The Yangtze River basin became the economic center of the ruling Song Dynasty right around this time.
This spurred rapid population growth in the region that, in turn, massively increased rice cultivation.
So perhaps it’s not surprising that this was also when the region’s rice-mimics emerged.
The intensification of rice production would have led to more intense selection pressure on the local weeds that were constantly being detected and removed, encouraging the evolution of rice-mimicry.
And once a mimic emerged that was good enough to fool the farmers, its descendants spread through the entire region.
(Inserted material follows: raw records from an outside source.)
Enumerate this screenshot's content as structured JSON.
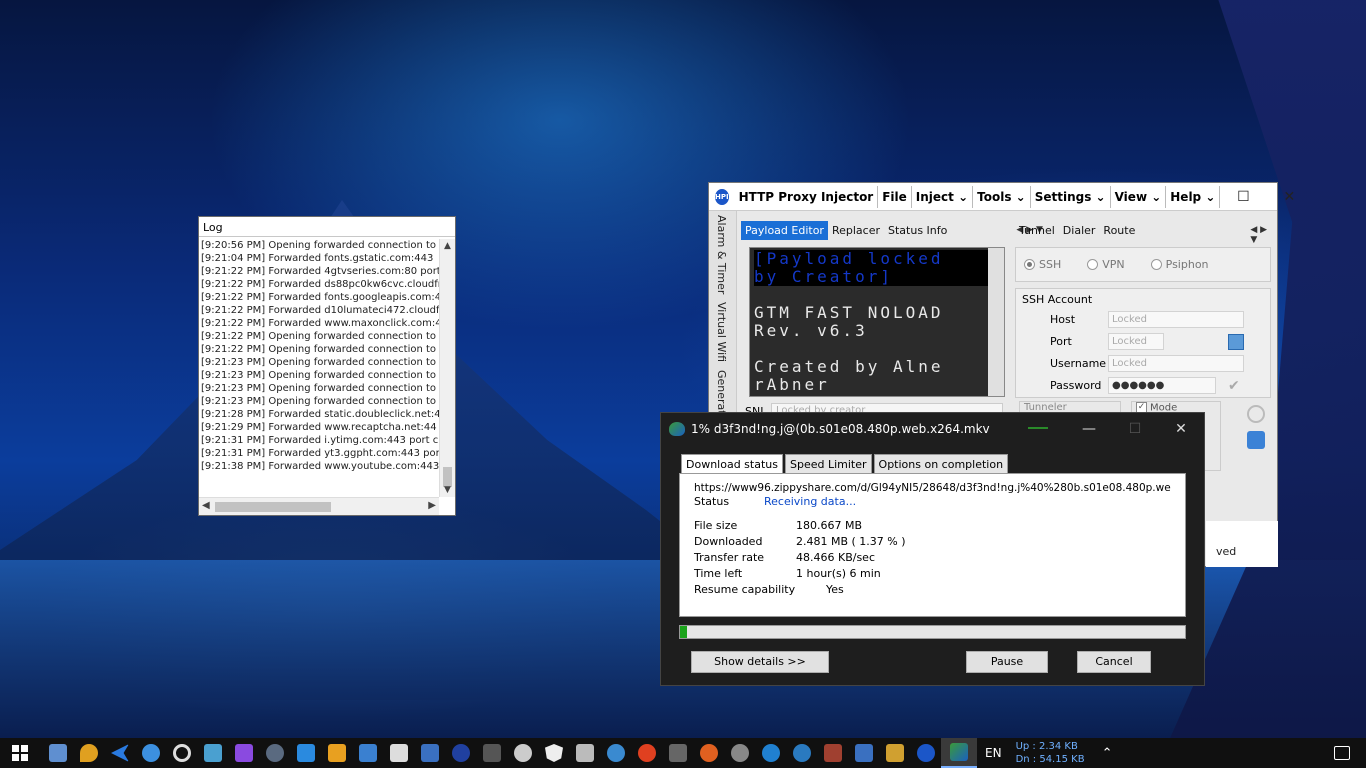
{
  "log_window": {
    "title": "Log",
    "lines": [
      "[9:20:56 PM] Opening forwarded connection to",
      "[9:21:04 PM] Forwarded fonts.gstatic.com:443",
      "[9:21:22 PM] Forwarded 4gtvseries.com:80 port",
      "[9:21:22 PM] Forwarded ds88pc0kw6cvc.cloudfr",
      "[9:21:22 PM] Forwarded fonts.googleapis.com:4",
      "[9:21:22 PM] Forwarded d10lumateci472.cloudfr",
      "[9:21:22 PM] Forwarded www.maxonclick.com:4",
      "[9:21:22 PM] Opening forwarded connection to",
      "[9:21:22 PM] Opening forwarded connection to",
      "[9:21:23 PM] Opening forwarded connection to",
      "[9:21:23 PM] Opening forwarded connection to",
      "[9:21:23 PM] Opening forwarded connection to",
      "[9:21:23 PM] Opening forwarded connection to",
      "[9:21:28 PM] Forwarded static.doubleclick.net:4",
      "[9:21:29 PM] Forwarded www.recaptcha.net:44",
      "[9:21:31 PM] Forwarded i.ytimg.com:443 port cl",
      "[9:21:31 PM] Forwarded yt3.ggpht.com:443 por",
      "[9:21:38 PM] Forwarded www.youtube.com:443"
    ]
  },
  "hpi": {
    "logo": "HPI",
    "title": "HTTP Proxy Injector",
    "menus": [
      "File",
      "Inject",
      "Tools",
      "Settings",
      "View",
      "Help"
    ],
    "side_tabs": [
      "Alarm & Timer",
      "Virtual Wifi",
      "Generator"
    ],
    "left_tabs": [
      "Payload Editor",
      "Replacer",
      "Status Info"
    ],
    "right_tabs": [
      "Tunnel",
      "Dialer",
      "Route"
    ],
    "payload": {
      "locked_line1": "[Payload locked",
      "locked_line2": " by Creator]",
      "line3": "GTM FAST NOLOAD",
      "line4": " Rev. v6.3",
      "line5": "Created by Alne",
      "line6": "rAbner"
    },
    "sni_label": "SNI",
    "sni_value": "Locked by creator",
    "radios": [
      "SSH",
      "VPN",
      "Psiphon"
    ],
    "ssh_account": {
      "legend": "SSH Account",
      "host_label": "Host",
      "host_value": "Locked",
      "port_label": "Port",
      "port_value": "Locked",
      "username_label": "Username",
      "username_value": "Locked",
      "password_label": "Password",
      "password_value": "●●●●●●"
    },
    "tunneller_label": "Tunneler",
    "mode_label": "Mode",
    "status_fragment": "ved"
  },
  "idm": {
    "title": "1% d3f3nd!ng.j@(0b.s01e08.480p.web.x264.mkv",
    "tabs": [
      "Download status",
      "Speed Limiter",
      "Options on completion"
    ],
    "url": "https://www96.zippyshare.com/d/Gl94yNI5/28648/d3f3nd!ng.j%40%280b.s01e08.480p.web.x264",
    "status_label": "Status",
    "status_value": "Receiving data...",
    "file_size_label": "File size",
    "file_size_value": "180.667  MB",
    "downloaded_label": "Downloaded",
    "downloaded_value": "2.481  MB  ( 1.37 % )",
    "transfer_label": "Transfer rate",
    "transfer_value": "48.466  KB/sec",
    "time_left_label": "Time left",
    "time_left_value": "1 hour(s) 6 min",
    "resume_label": "Resume capability",
    "resume_value": "Yes",
    "progress_percent": 1.37,
    "show_details": "Show details >>",
    "pause": "Pause",
    "cancel": "Cancel"
  },
  "taskbar": {
    "lang": "EN",
    "up": "Up : 2.34 KB",
    "dn": "Dn : 54.15 KB"
  }
}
The researchers identified 87 genes related to shape and structure that seem to have undergone significant changes in the mimics since they arose a millennium ago.
These included a gene called Lazy1, which is important for determining the angle at which a plant’s side shoots develop from the main stem.
The researchers found a strong signal of past human selection on this gene, favoring variants that gave the weed a more upright, compact, rice-like look.
And today, 1000 years later, rice farmers are still regularly fooled by this disguise.
At its core, Vavilovian mimicry is a simple process that comes almost inevitably from the interplay of variation, selection, and generations of human mistakes.
Despite all of our planning and intention, we reap what we sow whether that’s crops, weeds, or something in between.